Much of this can come from experience. For example each iteration and each time you work on a game with multiplayer, you will come across all kinds of problems. At this point, like anything in games, it is worth identifying how these problems can be resolved and you can progressively expand on your skill set.

Some common problems that always come up when starting:
- Server integrity -- Ensuring that the server represents a "true" version of the world, and clients are only windows that can offer certain input. Server should verify any action the client makes and invalidate/override that action should it not comply (e.g. accepting location/control input from the client, but verifying it as being a "legal" action). -- Another aspect of this is creating and designing protocols that ensure data is not lost or can be exploited by a client, e.g. the server should have full control over things like inventories, and rather than letting the client directly manipulate this data, the client sends a request, then the server sends an update. (You can think of the client as a series of inputs or buttons, and rather than the client performing the action itself, it sends off a message asking the server to carry out the action, and it then updates once a response is received).

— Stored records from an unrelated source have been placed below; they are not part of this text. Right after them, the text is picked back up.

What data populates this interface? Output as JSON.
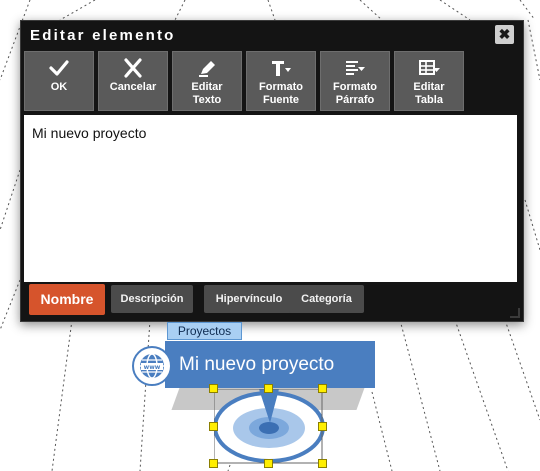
{
  "dialog": {
    "title": "Editar elemento",
    "close_symbol": "✖",
    "toolbar": [
      {
        "name": "ok",
        "label": "OK",
        "icon": "check-icon"
      },
      {
        "name": "cancelar",
        "label": "Cancelar",
        "icon": "close-x-icon"
      },
      {
        "name": "editar-texto",
        "label": "Editar\nTexto",
        "icon": "pencil-icon"
      },
      {
        "name": "formato-fuente",
        "label": "Formato\nFuente",
        "icon": "text-format-icon"
      },
      {
        "name": "formato-parrafo",
        "label": "Formato\nPárrafo",
        "icon": "paragraph-format-icon"
      },
      {
        "name": "editar-tabla",
        "label": "Editar\nTabla",
        "icon": "table-icon"
      }
    ],
    "editor_text": "Mi nuevo proyecto",
    "tabs": [
      {
        "label": "Nombre",
        "active": true
      },
      {
        "label": "Descripción",
        "active": false
      },
      {
        "label": "Hipervínculo",
        "active": false
      },
      {
        "label": "Categoría",
        "active": false
      }
    ]
  },
  "node": {
    "category": "Proyectos",
    "title": "Mi nuevo proyecto"
  },
  "colors": {
    "dialog_bg": "#141414",
    "button_bg": "#5a5a5a",
    "active_tab": "#d6542c",
    "node_blue": "#4a7ec0",
    "category_bg": "#a9cff3",
    "handle_yellow": "#ffee00"
  }
}
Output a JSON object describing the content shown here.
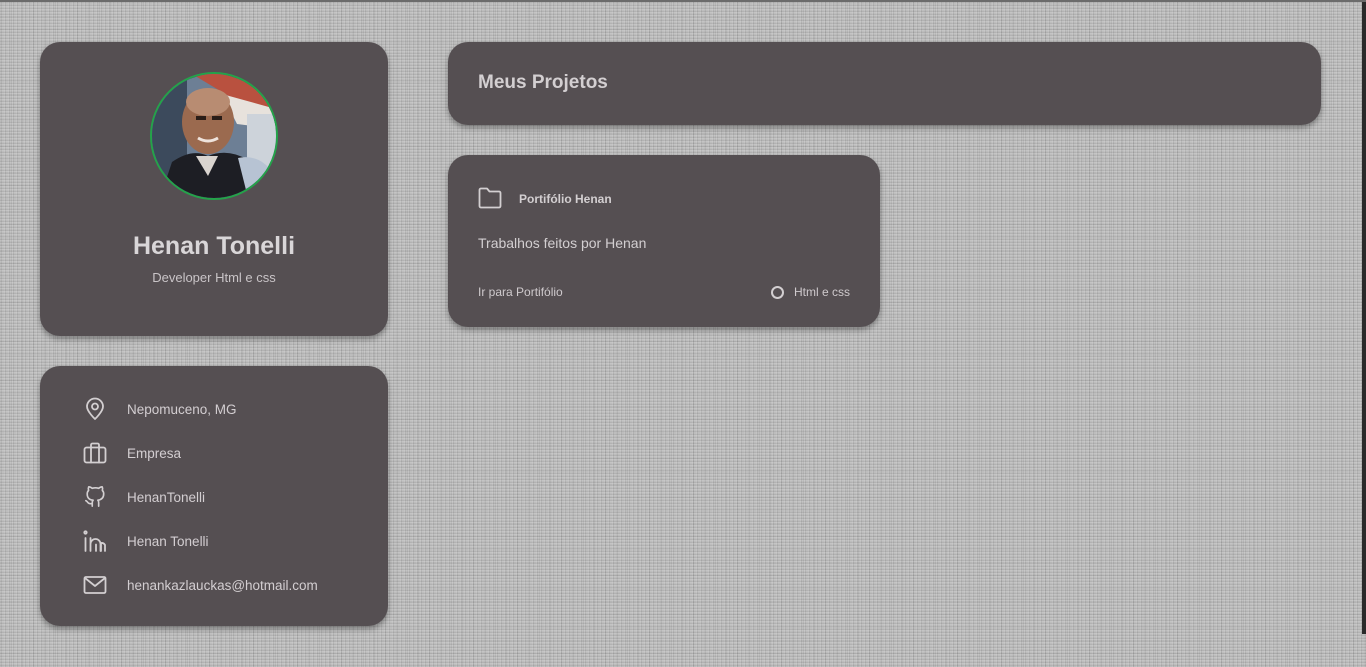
{
  "profile": {
    "name": "Henan Tonelli",
    "role": "Developer Html e css",
    "avatar_icon": "profile-photo"
  },
  "info": {
    "items": [
      {
        "icon": "map-pin-icon",
        "label": "Nepomuceno, MG"
      },
      {
        "icon": "briefcase-icon",
        "label": "Empresa"
      },
      {
        "icon": "github-icon",
        "label": "HenanTonelli"
      },
      {
        "icon": "linkedin-icon",
        "label": "Henan Tonelli"
      },
      {
        "icon": "mail-icon",
        "label": "henankazlauckas@hotmail.com"
      }
    ]
  },
  "projects_header": {
    "title": "Meus Projetos"
  },
  "projects": [
    {
      "icon": "folder-icon",
      "name": "Portifólio Henan",
      "description": "Trabalhos feitos por Henan",
      "link_label": "Ir para Portifólio",
      "language": "Html e css"
    }
  ],
  "colors": {
    "card_bg": "#554f52",
    "text": "#d3cfd1",
    "avatar_ring": "#24a34a",
    "page_bg": "#bdbdbd"
  }
}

- Disconnection/gameplay state maintenance - It's rather common that people's first games do not handle disconnection and re-connection well. Ideally, your syncing process should be built such that the server can send the entire gameplay state to the client upon rejoin. This can require well-organised update functions that can both update individual objects, but also serve to send mass updates where necessary.

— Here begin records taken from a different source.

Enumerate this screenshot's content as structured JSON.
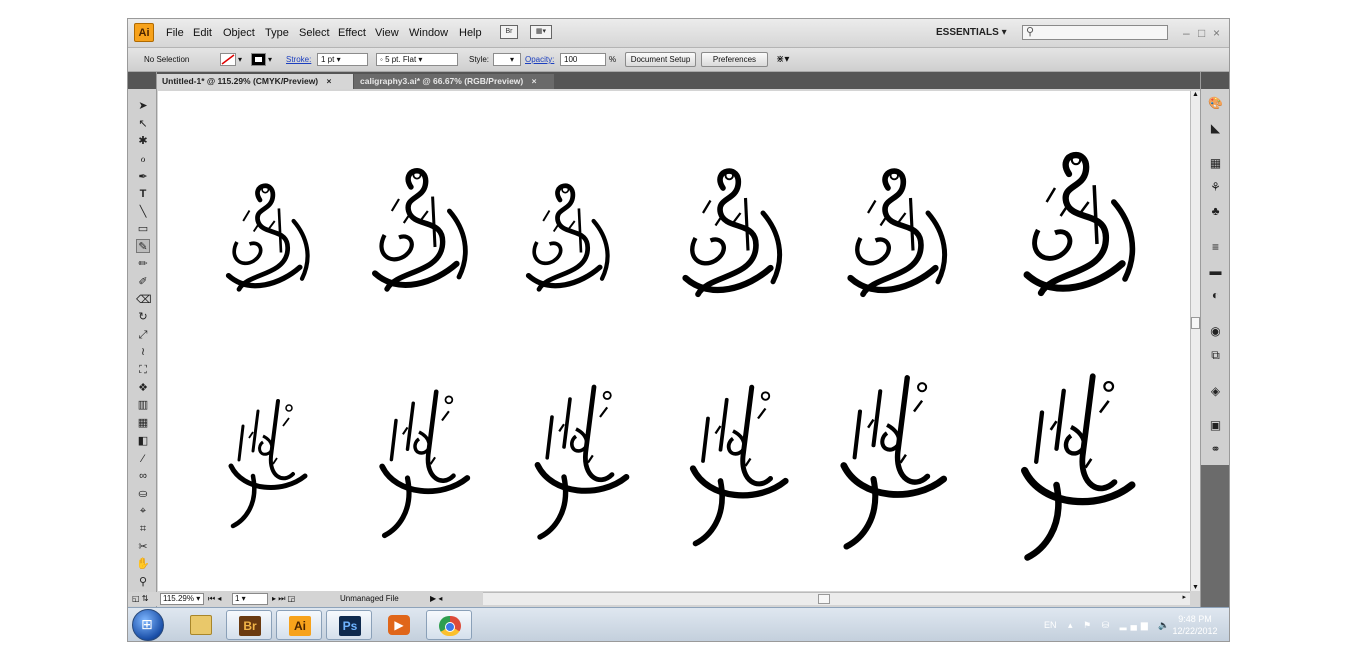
{
  "app": {
    "logo": "Ai"
  },
  "menu": [
    "File",
    "Edit",
    "Object",
    "Type",
    "Select",
    "Effect",
    "View",
    "Window",
    "Help"
  ],
  "menubar_icons": {
    "bridge": "Br",
    "arrange": "arrange-icon"
  },
  "workspace": {
    "label": "ESSENTIALS",
    "search_value": "",
    "search_icon": "search-icon"
  },
  "window_controls": {
    "minimize": "–",
    "maximize": "□",
    "close": "×"
  },
  "control": {
    "selection": "No Selection",
    "stroke_label": "Stroke:",
    "stroke_weight": "1 pt",
    "brush": "5 pt. Flat",
    "style_label": "Style:",
    "opacity_label": "Opacity:",
    "opacity_value": "100",
    "opacity_unit": "%",
    "doc_setup": "Document Setup",
    "preferences": "Preferences"
  },
  "tabs": [
    {
      "label": "Untitled-1* @ 115.29% (CMYK/Preview)",
      "close": "×"
    },
    {
      "label": "caligraphy3.ai* @ 66.67% (RGB/Preview)",
      "close": "×"
    }
  ],
  "status": {
    "zoom": "115.29%",
    "page": "1",
    "info": "Unmanaged File"
  },
  "taskbar": {
    "apps": [
      {
        "name": "explorer",
        "label": ""
      },
      {
        "name": "bridge",
        "label": "Br",
        "color": "#e0a12a"
      },
      {
        "name": "illustrator",
        "label": "Ai",
        "color": "#f7a21b"
      },
      {
        "name": "photoshop",
        "label": "Ps",
        "color": "#2d7fd6"
      },
      {
        "name": "media",
        "label": "",
        "color": "#e0661a"
      },
      {
        "name": "chrome",
        "label": "",
        "color": "#dd4b39"
      }
    ],
    "lang": "EN",
    "time": "9:48 PM",
    "date": "12/22/2012"
  }
}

- Buffer/packet size mismatch issues - One thing that can make network debugging really difficult is when you haven't correctly implemented a read routine on either the client end or the server end, causing your reading head to be in the wrong position. At this stage, a valid solution is to create your own packet wrapper which writes the expected size of the packet at the top, so that after finishing reading a packet, you can go back and evaluate whether the number of items read matches the expected size. If it does, then all is good, if not, you an throw an error and reset the reading head to the correct position in the stream.

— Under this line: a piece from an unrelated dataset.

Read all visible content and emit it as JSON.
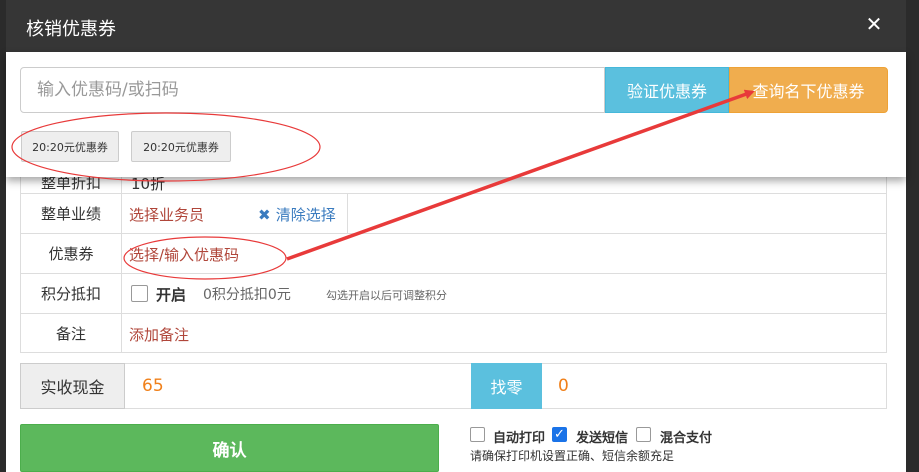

What i'm getting at is that at this stage, you should ignore using other languages or setups, there are far far far more important things than the underlying API, and using GMS for both the client and the server will provide you with the cleanest implementation, reducing the opportunity for errors and reducing the amount of setup you need, so you can focus on the fundamentals, rather than having to faff around in a language you might not be familiar with. I also personally find that Python tends to be slower than GM for general data manipulation.

Having said that, some tutorials may offer a reasonable starting point, but try and avoid following them like the bible and make sure you do plenty of thinking and planning for yourself, to ensure you truely understand what is going on and are able to design and improve upon the systems that the tutorials outline. Don't become a copypasta programmer :)
 

ancientarts

Member
Thanks for giving such a great piece of information and taking the time to do so. that was amazing. and yea i don't like copy and pasting but just needed info on where to start or start going about programming it. guess ill keep doing what i'm doing in native GMS2 and get it working just to learn from it. thanks once again!